To begin with, fire is ruthless and indiscriminate.  Everyone knows that it does not matter how rich you are, where you live or how much insurance you have.  Fire doesn't care whose house it is burning.  The fear of having one's house burned down to the ground is a deep-seated, primal fear that we all have built right into us, regardless of whether we live in a hut or a palace, in a desert or a tropical paradise.

Fear of fire is as basic as it gets, but fear of what fire will do to our possessions comes pretty close.  After all, to have one's house burn down is to experience denial of one of our most basic needs.  Like dying of hunger or exposure, the fear of dying in a fire is primal.  But why?  What are we afraid of, exactly?

What is in our homes--besides life: people and the animals--that is so incredibly important?  Is it our money?  Our jewelry?  Photographs, furniture or clothing?  Food?  Art?  What do we value most?  Given the limiting constraints of pressing time and minimal space, what will we choose to save?

Is there anything in our houses that we would not trade for our lives or the lives of our loved ones or animals?

I don't think so.  It's a cliche to say something like, "material things don't matter.  What's important are the lives of my family and our animals." It sounds hollow, especially on TV with a camera pointed a some poor person who's just lost everything.  At the heart of every cliche however, there is some truth, and the truth of the matter is that we're all happy to make the deal of a lifetime:  If we may live, the fire may have it all.

Oh, and it will.  The fire can and will have all the possessions, the acquisitions, all the inheritances and every bit of stuff that it chooses.  It can have all the tangible bits of flotsam and jetsam that comprise our lives outside of our minds and experiences.  Fire will take all that is mere detritus, just the barnacles on a hull, living with us but not for us.

Fire can actually be a cleansing, a removal of the waste that surrounds us.

After all, things themselves are here only to break our hearts.  Lost, stolen or destroyed, all things eventually fall from our grasp.  Why then do we reach for them in the first place?  What gives us the idea that we may claim ownership of any bit of matter in the universe other than the atoms and molecules that comprise ours cells?

Remember, we are all but renters in the Big City of Life.  Our quarters, however luxurious or spare they may be are but temporary abodes, a small set of things assembled briefly at a set of coordinates in Cartesian time and Quantum space.

Those things are meaningless outside of the context that binds them together--us.
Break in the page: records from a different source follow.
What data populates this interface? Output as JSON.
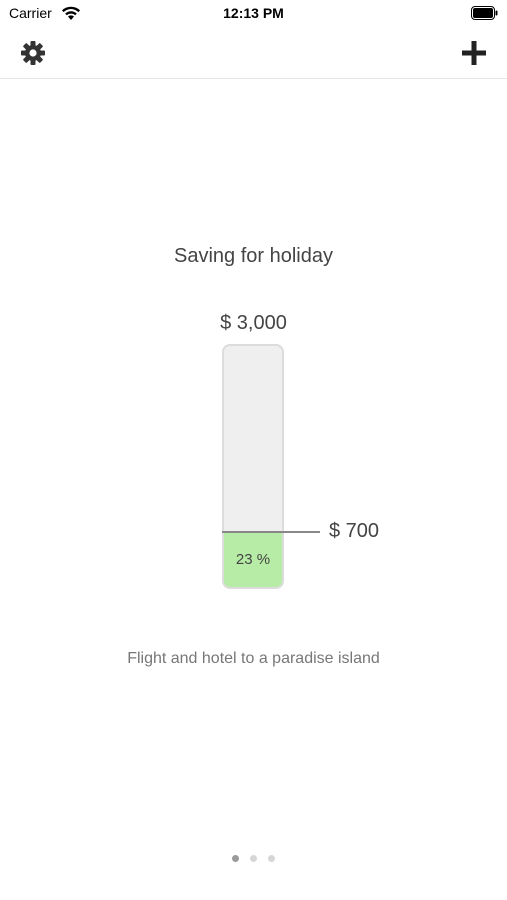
{
  "status_bar": {
    "carrier": "Carrier",
    "time": "12:13 PM",
    "wifi_icon": "wifi-icon",
    "battery_icon": "battery-icon"
  },
  "nav_bar": {
    "left_icon": "gear-icon",
    "right_icon": "plus-icon"
  },
  "goal": {
    "title": "Saving for holiday",
    "target_label": "$ 3,000",
    "current_label": "$ 700",
    "percent_label": "23 %",
    "progress_fraction": 0.23,
    "description": "Flight and hotel to a paradise island"
  },
  "pager": {
    "count": 3,
    "active_index": 0
  },
  "colors": {
    "fill": "#b6eca5",
    "tube": "#efefef",
    "dot_active": "#9a9a9a",
    "dot_inactive": "#d6d6d6"
  }
}
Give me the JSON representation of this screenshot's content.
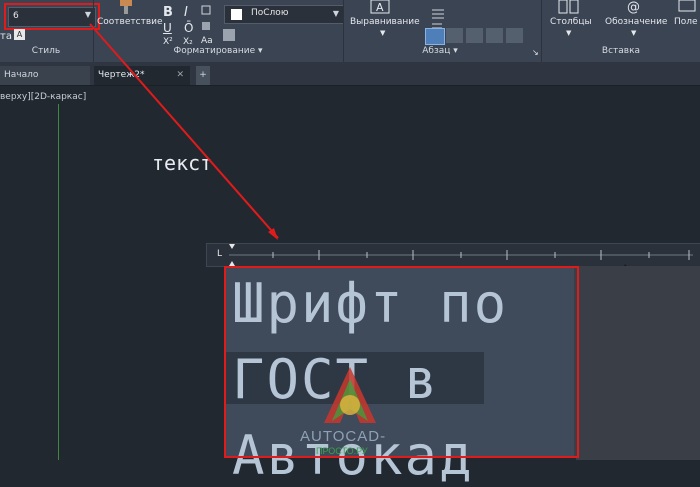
{
  "ribbon": {
    "style_panel": {
      "title": "Стиль",
      "text_height_value": "6",
      "partial_label": "та",
      "annotative_icon": "A"
    },
    "match_button_label": "Соответствие",
    "format_panel": {
      "title": "Форматирование",
      "bold": "B",
      "italic": "I",
      "underline": "U",
      "overline": "Ō",
      "superscript": "X²",
      "subscript": "X₂",
      "case": "Aa",
      "color_value": "ПоСлою"
    },
    "paragraph_panel": {
      "title": "Абзац",
      "justification_label": "Выравнивание"
    },
    "insert_panel": {
      "title": "Вставка",
      "columns_label": "Столбцы",
      "symbol_label": "Обозначение",
      "field_label": "Поле"
    }
  },
  "tabs": [
    {
      "label": "Начало"
    },
    {
      "label": "Чертеж2*"
    }
  ],
  "viewport_label": "верху][2D-каркас]",
  "canvas": {
    "small_text": "текст",
    "editor_lines": [
      "Шрифт по",
      "ГОСТ в",
      "Автокад"
    ]
  },
  "watermark": {
    "line1": "AUTOCAD-",
    "line2": "ПРОСТО.РУ"
  },
  "colors": {
    "ribbon_bg": "#3b4453",
    "canvas_bg": "#212830",
    "highlight_red": "#e01b1b",
    "editor_bg": "#3f4a5a"
  }
}
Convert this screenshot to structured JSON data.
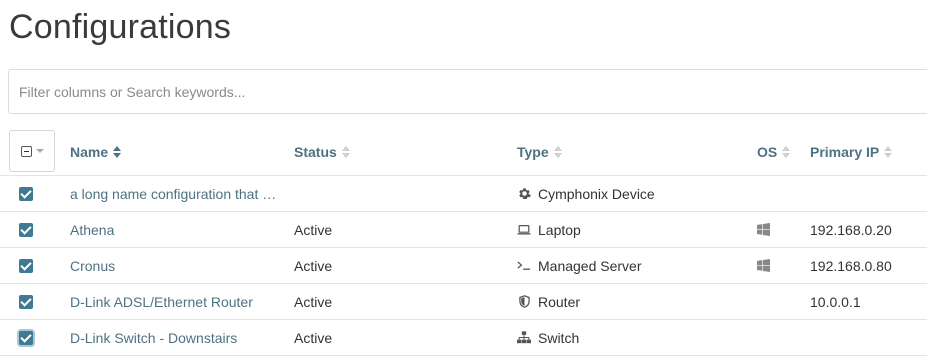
{
  "page": {
    "title": "Configurations"
  },
  "search": {
    "placeholder": "Filter columns or Search keywords..."
  },
  "table": {
    "columns": [
      {
        "key": "name",
        "label": "Name",
        "sort": "active"
      },
      {
        "key": "status",
        "label": "Status",
        "sort": "none"
      },
      {
        "key": "type",
        "label": "Type",
        "sort": "none"
      },
      {
        "key": "os",
        "label": "OS",
        "sort": "none"
      },
      {
        "key": "ip",
        "label": "Primary IP",
        "sort": "none"
      }
    ],
    "rows": [
      {
        "checked": true,
        "name": "a long name configuration that …",
        "status": "",
        "type_icon": "gear-icon",
        "type": "Cymphonix Device",
        "os_icon": "",
        "ip": ""
      },
      {
        "checked": true,
        "name": "Athena",
        "status": "Active",
        "type_icon": "laptop-icon",
        "type": "Laptop",
        "os_icon": "windows-icon",
        "ip": "192.168.0.20"
      },
      {
        "checked": true,
        "name": "Cronus",
        "status": "Active",
        "type_icon": "terminal-icon",
        "type": "Managed Server",
        "os_icon": "windows-icon",
        "ip": "192.168.0.80"
      },
      {
        "checked": true,
        "name": "D-Link ADSL/Ethernet Router",
        "status": "Active",
        "type_icon": "shield-icon",
        "type": "Router",
        "os_icon": "",
        "ip": "10.0.0.1"
      },
      {
        "checked": true,
        "name": "D-Link Switch - Downstairs",
        "status": "Active",
        "type_icon": "sitemap-icon",
        "type": "Switch",
        "os_icon": "",
        "ip": ""
      }
    ]
  },
  "colors": {
    "accent": "#4e7283",
    "checkbox": "#3f7a93",
    "border": "#e4e4e4"
  }
}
Like pearls on a string, things are someday to be undone.  Some day the knot will break. All those things that seemed so tightly and permanently bound together in our lives will fall and scatter.  Some we will catch and save, but some will roll out the door and into the gutter and thence to the sewer.  Still others will be spotted and claimed by other Magpies, delighted by the shininess and roundness of their being.

Life is a sieve.  Only those bits that are small enough to pass will remain.